Information about project titled 'Risk factors for Achilles tendon rupture and postoperative problems'
Risk factors for Achilles tendon rupture and postoperative problems
|Details about the project - category||Details about the project - value|
|Project manager:||Asbjørn Årøen|
Achilles tendon rupture is a common athletic injury especially among male in their third and fourth decade participating in indoor ball sports. Not much is known about risk factors and this make prevention measures difficult.
Our study shows that the contra lateral side is subjected to an increased risk. Although it is recommended operatively treatment of this injury, the literature shows a high variation in the numbers of postoperative problems after an Achilles tendon rupture. Especially there seems to be fewer problems in the American studies on this issue. Local anesthesia is far more common in Scandinavia than USA and this might one explanation. It could be hypothesized that local anesthesia make it more difficult to get a close approximation of rupture tendon because the calf muscles are still in tension during the operative procedure. It could be also be due to a difference in postoperative rehabilitation. A rehabilitation program, which uses eccentric muscle work, might reduce the number with postoperative problems and reduce the observed risk of the contra lateral side.
The following studies are under preparation:
1. Randomized study on local versus spinal anesthesia with Achilles tendon rupture.
2. Randomized study on eccentric only on injured side or bilaterally after Achilles tendon rupture treated operatively.
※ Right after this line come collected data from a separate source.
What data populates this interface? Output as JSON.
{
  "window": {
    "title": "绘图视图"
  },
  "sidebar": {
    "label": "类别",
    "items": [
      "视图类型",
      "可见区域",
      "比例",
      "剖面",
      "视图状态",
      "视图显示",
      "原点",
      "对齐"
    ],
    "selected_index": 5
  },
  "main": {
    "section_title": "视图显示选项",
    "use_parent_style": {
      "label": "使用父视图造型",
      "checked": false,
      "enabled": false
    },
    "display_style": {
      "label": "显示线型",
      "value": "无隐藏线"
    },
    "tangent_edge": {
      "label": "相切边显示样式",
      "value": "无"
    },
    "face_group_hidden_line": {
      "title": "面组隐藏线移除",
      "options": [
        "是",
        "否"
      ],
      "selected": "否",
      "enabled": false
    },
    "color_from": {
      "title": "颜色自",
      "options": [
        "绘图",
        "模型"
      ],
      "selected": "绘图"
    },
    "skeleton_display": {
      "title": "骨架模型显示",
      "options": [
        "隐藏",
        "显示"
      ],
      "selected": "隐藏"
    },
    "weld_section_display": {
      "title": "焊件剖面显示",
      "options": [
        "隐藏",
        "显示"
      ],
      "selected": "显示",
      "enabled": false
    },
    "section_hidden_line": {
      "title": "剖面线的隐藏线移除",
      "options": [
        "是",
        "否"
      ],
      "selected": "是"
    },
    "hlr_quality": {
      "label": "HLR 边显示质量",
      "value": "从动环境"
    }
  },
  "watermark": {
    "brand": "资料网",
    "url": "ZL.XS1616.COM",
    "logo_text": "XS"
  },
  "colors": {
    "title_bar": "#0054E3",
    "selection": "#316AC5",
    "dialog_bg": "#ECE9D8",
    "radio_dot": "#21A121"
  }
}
All patients (n=168) treated operatively from August 1990 to April 1997 at Akershus University hospital were contacted August 1998. Ten patients (6 %) had experienced a rupture on the contralateral side during the follow-up period (OR: 186 [96-362] vs. the general population risk of this injury, p<0.05. Thus, this study suggests that patients with an Achilles tendon rupture are at significantly increased risk of a contralateral tendon rupture. Also, as many as half of the patients suffer from post-injury problems at long-term follow-up.